1.. Identify and explain THREE business risks that could have an impact on the audit of NAB.
2.The recent Royal Commission highlighted a number of internal control deficiencies and fraud perpetuated on NAB clients for an extended period of time. These findings have serious ramifications for NAB. How will these findings affect your tendering decision?
1. a.Foreign currency trader staff fraud: In 2004, NAB discovered that as a result of unauthorized spot trades on its foreign currency options desk, losses totaling A$360 million had been covered up. Investigations by Price water house Coopers and the Australian Prudential Regulation Authority highlighted a need for cultural change.
b.Financial planner misconduct: According to ASIC, at least $6.2m was subsequently transferred from the overseas accounts in the Bahamas and the Dominican Republic back to a private company account, held for Strategic Investments Group ACN 080 924 036 and controlled by a single director, the same Paul Drakos. Funds were then applied from this account as loans disguised as investments to a number of failed business opportunities among his familial associates including a golf driving range on the Central Coast of NSW, a plumbing business, and futures and commodities trading.

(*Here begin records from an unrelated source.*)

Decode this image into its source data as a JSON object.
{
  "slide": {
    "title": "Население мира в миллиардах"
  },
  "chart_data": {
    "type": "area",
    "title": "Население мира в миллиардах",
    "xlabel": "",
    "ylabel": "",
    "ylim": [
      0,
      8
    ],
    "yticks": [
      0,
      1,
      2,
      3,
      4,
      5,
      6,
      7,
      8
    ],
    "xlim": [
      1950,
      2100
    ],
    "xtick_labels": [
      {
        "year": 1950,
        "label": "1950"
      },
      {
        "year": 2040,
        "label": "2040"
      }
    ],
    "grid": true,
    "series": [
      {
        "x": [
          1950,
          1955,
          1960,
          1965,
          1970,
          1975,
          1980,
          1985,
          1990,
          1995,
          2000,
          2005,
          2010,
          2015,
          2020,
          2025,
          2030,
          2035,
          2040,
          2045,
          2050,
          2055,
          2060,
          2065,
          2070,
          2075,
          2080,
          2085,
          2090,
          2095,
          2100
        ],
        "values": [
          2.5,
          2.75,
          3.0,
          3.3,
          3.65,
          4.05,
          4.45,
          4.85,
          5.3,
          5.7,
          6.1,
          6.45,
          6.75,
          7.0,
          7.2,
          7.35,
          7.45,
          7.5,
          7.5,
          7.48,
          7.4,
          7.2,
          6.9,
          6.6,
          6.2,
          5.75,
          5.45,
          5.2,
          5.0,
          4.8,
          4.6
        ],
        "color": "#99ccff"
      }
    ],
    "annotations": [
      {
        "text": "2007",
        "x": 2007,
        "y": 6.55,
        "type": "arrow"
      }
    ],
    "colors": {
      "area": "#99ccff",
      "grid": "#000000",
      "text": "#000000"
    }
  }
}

c.Financed fossil fuel businesses: It has been estimated that since 2008, NAB has loaned A$11.2 billion to the fossil fuel industry in Australia, positioning itself as the 3rd largest lender in this regard. Comparatively, loans to renewable energy are estimated at A$2.2 billion over the same period, or approximately 20% of the amount to fossil fuels.[92] The Big Four Australian banks, of which NAB is part, are estimated to have provided approximately one third of all loans to the fossil fuel industry in Australia since 2008.[93] Financed emissions count toward a company's Scope 3 emissions under the Greenhouse Gas Protocol.

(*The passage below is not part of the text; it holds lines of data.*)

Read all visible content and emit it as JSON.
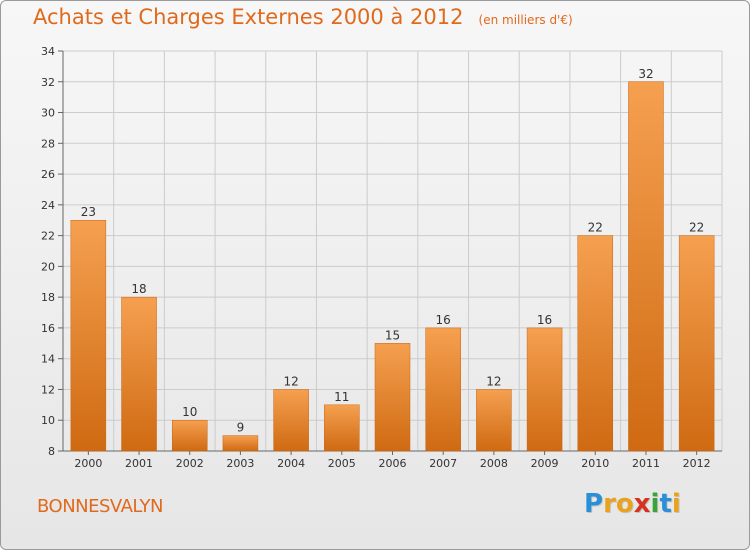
{
  "header": {
    "title": "Achats et Charges Externes 2000 à 2012",
    "unit": "(en milliers d'€)"
  },
  "footer": {
    "commune": "BONNESVALYN",
    "brand": "Proxiti",
    "brand_letters": [
      {
        "ch": "P",
        "color": "#2a8fd6"
      },
      {
        "ch": "r",
        "color": "#e8a21c"
      },
      {
        "ch": "o",
        "color": "#e8a21c"
      },
      {
        "ch": "x",
        "color": "#d6321e"
      },
      {
        "ch": "i",
        "color": "#3aa43a"
      },
      {
        "ch": "t",
        "color": "#2a8fd6"
      },
      {
        "ch": "i",
        "color": "#e8a21c"
      }
    ]
  },
  "colors": {
    "accent": "#e06a1c",
    "bar_top": "#f5a050",
    "bar_bottom": "#cf6a12"
  },
  "chart_data": {
    "type": "bar",
    "title": "Achats et Charges Externes 2000 à 2012",
    "categories": [
      "2000",
      "2001",
      "2002",
      "2003",
      "2004",
      "2005",
      "2006",
      "2007",
      "2008",
      "2009",
      "2010",
      "2011",
      "2012"
    ],
    "values": [
      23,
      18,
      10,
      9,
      12,
      11,
      15,
      16,
      12,
      16,
      22,
      32,
      22
    ],
    "ylim": [
      8,
      34
    ],
    "yticks": [
      8,
      10,
      12,
      14,
      16,
      18,
      20,
      22,
      24,
      26,
      28,
      30,
      32,
      34
    ],
    "grid": true
  }
}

2.Tax evasion and customer overcharging in Ireland
The Irish subsidiary of the bank, National Irish Bank was the subject of a six-year Inquiry carried out by Inspectors appointed by the Irish High Court. They established that National Irish Bank had engaged in overcharging its own customers and tax evasion schemes prior to 1998. Mr Justice Peter Kelly, an Irish High Court judge commented following publication of the Report "The edifice of banking is built on a foundation of trust. On the Inspectors findings there was a breach of trust. The operation was carried out over a period of years in a deliberate fashion". The Director of Corporate Enforcement subsequently applied to the High Court to have 9 senior managers barred from being an officer of any company.
NAB booked two write-downs associated with Home Side. First, in July 2001, NAB had a $450 million write down of the value of its capitalised mortgage servicing rights (CMSRs) during the quarter ending 30 June 2001, and was the result of exceptionally high mortgage refinance volumes which lowered the value of the CMSRs, combined with a more challenging capital markets environment in which to hedge interest rate risk.[91] This was followed shortly by a second write-down reported in September totaling $1.75 billion; this second write-down consisted of US$400 million from an incorrect interest rate assumption embedded in the mortgage servicing rights valuation model, US$760 million from changed assumptions in the model flowing from the continued unprecedented uncertainty and turbulence in the mortgage servicing market, and US$590 million from writing off of the goodwill. In total, NAB booked $2.2 billion in losses due to Home Side.